Common Non-Conformances in SIL Audits
| Area | Common Finding | Fix |
|---|---|---|
| Support planning | Plans not reviewed in over twelve months | Implement a calendar-based review trigger linked to NDIS plan review dates |
| Incident management | Near misses not recorded; reportable incidents not notified in time | Train all staff on reportable incident categories; create a notification escalation checklist |
| Restrictive practices | Practices used without current authorisation or behaviour support plan | Audit all practices in use quarterly; assign a staff member to track authorisation expiry |
| Worker screening | Expired clearances not caught before expiry | Maintain a spreadsheet with expiry alerts at 60 and 30 days |
| Complaints | Informal complaints not captured in register | Train all staff that any expression of dissatisfaction is a complaint to be recorded |
Getting Audit-Ready Faster
Building this evidence portfolio from scratch is time-intensive. If your organisation needs to close multiple gaps quickly, ndiscompliant.com.au offers a 74-document audit-ready SIL compliance kit covering all the modules above — pre-formatted, Commission-aligned, and ready to customise for your service context.
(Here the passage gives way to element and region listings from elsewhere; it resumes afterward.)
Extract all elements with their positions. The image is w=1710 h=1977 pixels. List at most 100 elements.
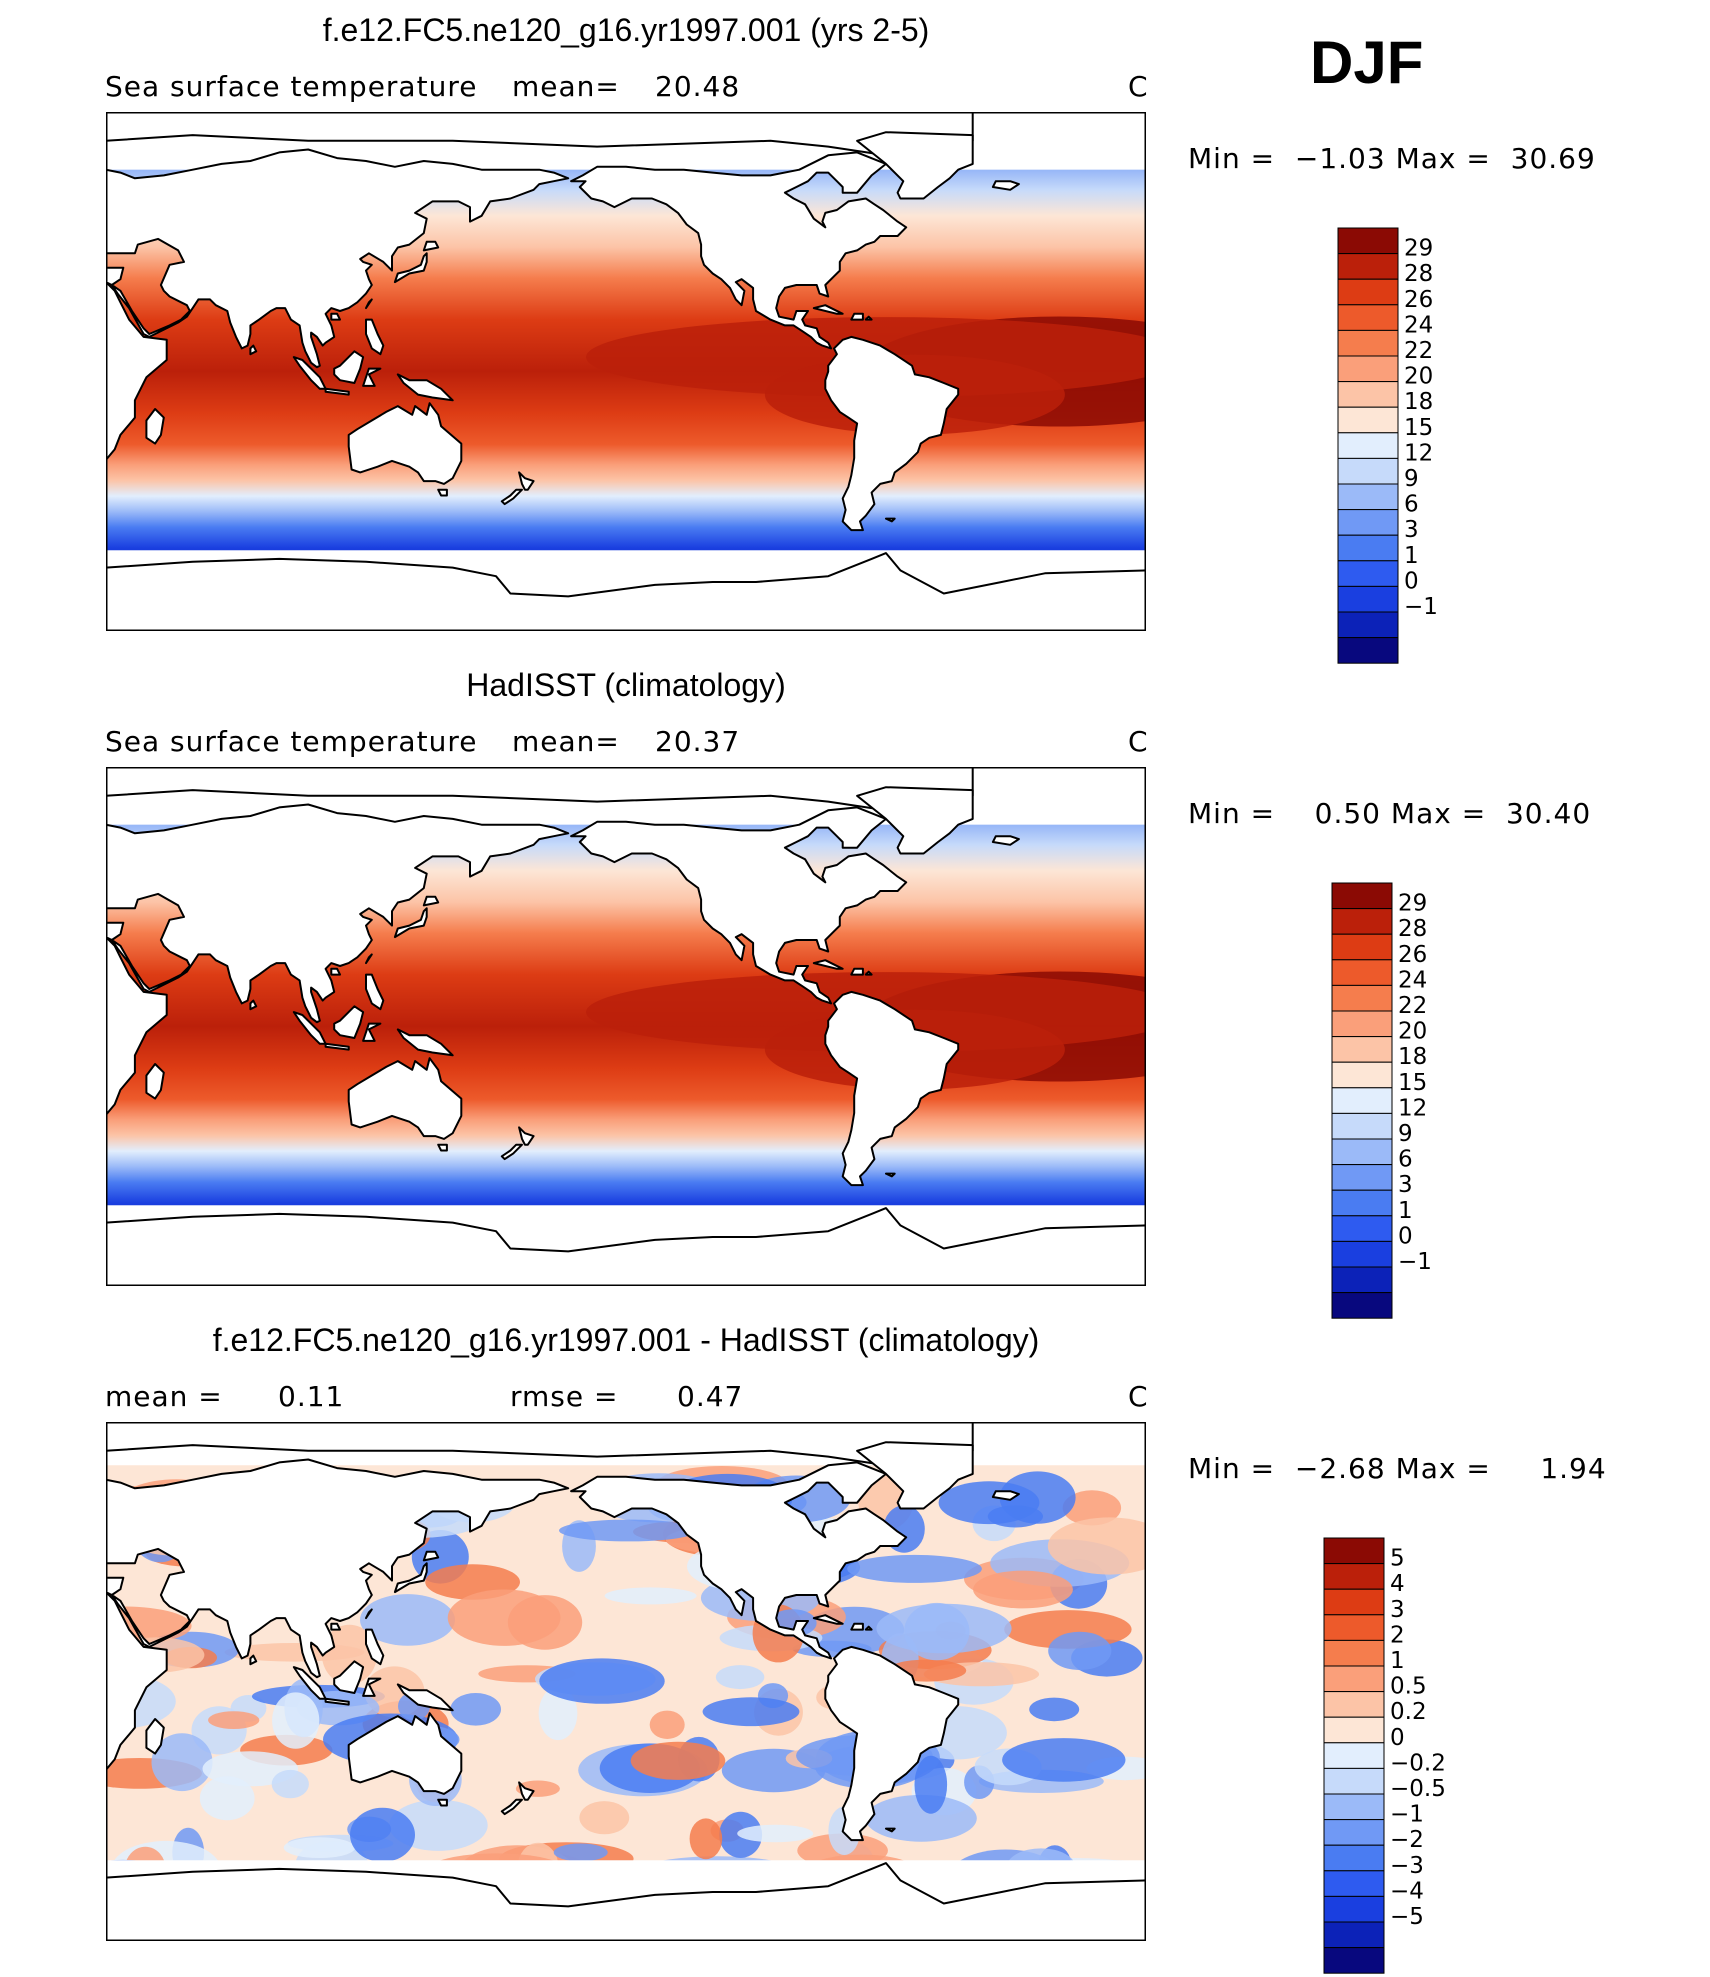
colorbar-swatch (1337, 457, 1399, 485)
coastline (570, 151, 908, 350)
coastline (393, 252, 428, 284)
rmse-value: 0.47 (677, 1380, 744, 1413)
colorbar-tick-label: 1 (1398, 1198, 1413, 1224)
anomaly-patch (283, 1837, 356, 1858)
mean-value: 20.37 (655, 725, 741, 758)
units-label: C (1128, 725, 1149, 758)
coastline (365, 298, 373, 310)
coastline (145, 1718, 165, 1755)
coastline (362, 367, 382, 387)
coastline (422, 1550, 440, 1562)
colorbar-swatch (1331, 959, 1393, 986)
colorbar-tick-label: 15 (1398, 1070, 1427, 1096)
min-max-readout: Min = 0.50 Max = 30.40 (1188, 797, 1591, 830)
coastline (856, 786, 974, 855)
anomaly-patch (450, 1693, 502, 1726)
colorbar-tick-label: 3 (1398, 1172, 1413, 1198)
colorbar-swatch (1323, 1639, 1385, 1667)
max-value: 30.40 (1505, 797, 1592, 830)
colorbar-swatch (1323, 1921, 1385, 1949)
coastline (330, 312, 341, 321)
anomaly-patch (999, 1471, 1076, 1524)
colorbar-tick-label: 29 (1398, 891, 1427, 917)
colorbar-swatch (1337, 253, 1399, 280)
min-value: 0.50 (1314, 797, 1381, 830)
colorbar-swatch (1337, 304, 1399, 331)
coastline (249, 1654, 258, 1666)
map-frame (106, 1422, 1146, 1941)
coastline (437, 488, 448, 497)
coastline (570, 806, 908, 1005)
colorbar-swatch (1323, 1563, 1385, 1590)
coastline (396, 1683, 454, 1712)
coastline (365, 1628, 385, 1666)
colorbar-swatch (1331, 1292, 1393, 1319)
coastline (518, 1781, 535, 1801)
anomaly-patch (737, 1824, 814, 1843)
coastline (500, 1798, 523, 1816)
mean-label: mean= (512, 725, 620, 758)
colorbar-swatch (1323, 1793, 1385, 1821)
colorbar-tick-label: 12 (1404, 440, 1433, 466)
coastline (330, 1622, 341, 1631)
units-label: C (1128, 70, 1149, 103)
anomaly-patch (360, 1594, 455, 1646)
anomaly-patch (847, 1554, 982, 1583)
panel-title: f.e12.FC5.ne120_g16.yr1997.001 (yrs 2-5) (322, 12, 930, 48)
coastline (292, 1011, 327, 1045)
coastline (824, 990, 960, 1187)
map-frame (106, 112, 1146, 631)
colorbar-tick-label: 20 (1398, 1019, 1427, 1045)
colorbar-swatch (1331, 1266, 1393, 1294)
coastline (812, 1614, 844, 1625)
colorbar-swatch (1331, 1164, 1393, 1191)
coastline (812, 304, 844, 315)
anomaly-patch (1062, 1490, 1122, 1526)
colorbar-tick-label: 28 (1404, 261, 1433, 287)
coastline (249, 999, 258, 1011)
coastline (850, 1622, 864, 1631)
colorbar-swatch (1323, 1870, 1385, 1897)
panel-model: f.e12.FC5.ne120_g16.yr1997.001 (yrs 2-5)… (0, 12, 1710, 667)
colorbar-swatch (1337, 278, 1399, 306)
colorbar-swatch (1337, 611, 1399, 639)
coastline (365, 1608, 373, 1620)
colorbar-swatch (1331, 984, 1393, 1012)
anomaly-patch (649, 1710, 685, 1739)
colorbar-swatch (1323, 1819, 1385, 1846)
colorbar-swatch (1337, 329, 1399, 357)
colorbar-swatch (1331, 1138, 1393, 1166)
panel-title: HadISST (climatology) (466, 667, 786, 703)
max-label: Max = (1395, 1452, 1491, 1485)
max-value: 30.69 (1510, 142, 1596, 175)
mean-label: mean= (512, 70, 620, 103)
min-value: −2.68 (1294, 1452, 1386, 1485)
colorbar-swatch (1337, 227, 1399, 255)
coastline (106, 936, 168, 1117)
colorbar-tick-label: −0.5 (1390, 1776, 1446, 1802)
colorbar-tick-label: 1 (1404, 543, 1419, 569)
coastline (145, 1063, 165, 1100)
units-label: C (1128, 1380, 1149, 1413)
coastline (824, 335, 960, 532)
colorbar-swatch (1323, 1537, 1385, 1565)
mean-label: mean = (105, 1380, 223, 1413)
min-label: Min = (1188, 142, 1276, 175)
coastline (393, 1562, 428, 1594)
coastline (850, 967, 864, 976)
coastline (347, 1712, 463, 1795)
anomaly-patch (914, 1755, 948, 1814)
anomaly-patch (689, 1818, 723, 1860)
colorbar-tick-label: 6 (1398, 1147, 1413, 1173)
panel-observation: HadISST (climatology) Sea surface temper… (0, 667, 1710, 1322)
coastline (292, 356, 327, 390)
colorbar-swatch (1331, 1215, 1393, 1242)
coastline (856, 1441, 974, 1510)
panel-title: f.e12.FC5.ne120_g16.yr1997.001 - HadISST… (212, 1322, 1040, 1358)
coastline (864, 315, 873, 321)
min-label: Min = (1188, 797, 1276, 830)
coastline (518, 1126, 535, 1146)
coastline (106, 1862, 1146, 1941)
coastline (333, 1660, 365, 1694)
colorbar-tick-label: 6 (1404, 492, 1419, 518)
Regardless of which tools you use, the principle is the same: evidence must exist, be current, be accessible, and reflect what actually happens in your service — not just what your policies say should happen. Auditors are skilled at identifying the gap between the two.
Important: This article provides general guidance about NDIS compliance requirements. It is not legal or professional advice. Requirements may change as the NDIS Commission updates its policies and Practice Standards. Always verify current requirements with the NDIS Quality and Safeguards Commission or a registered NDIS consultant before making compliance decisions.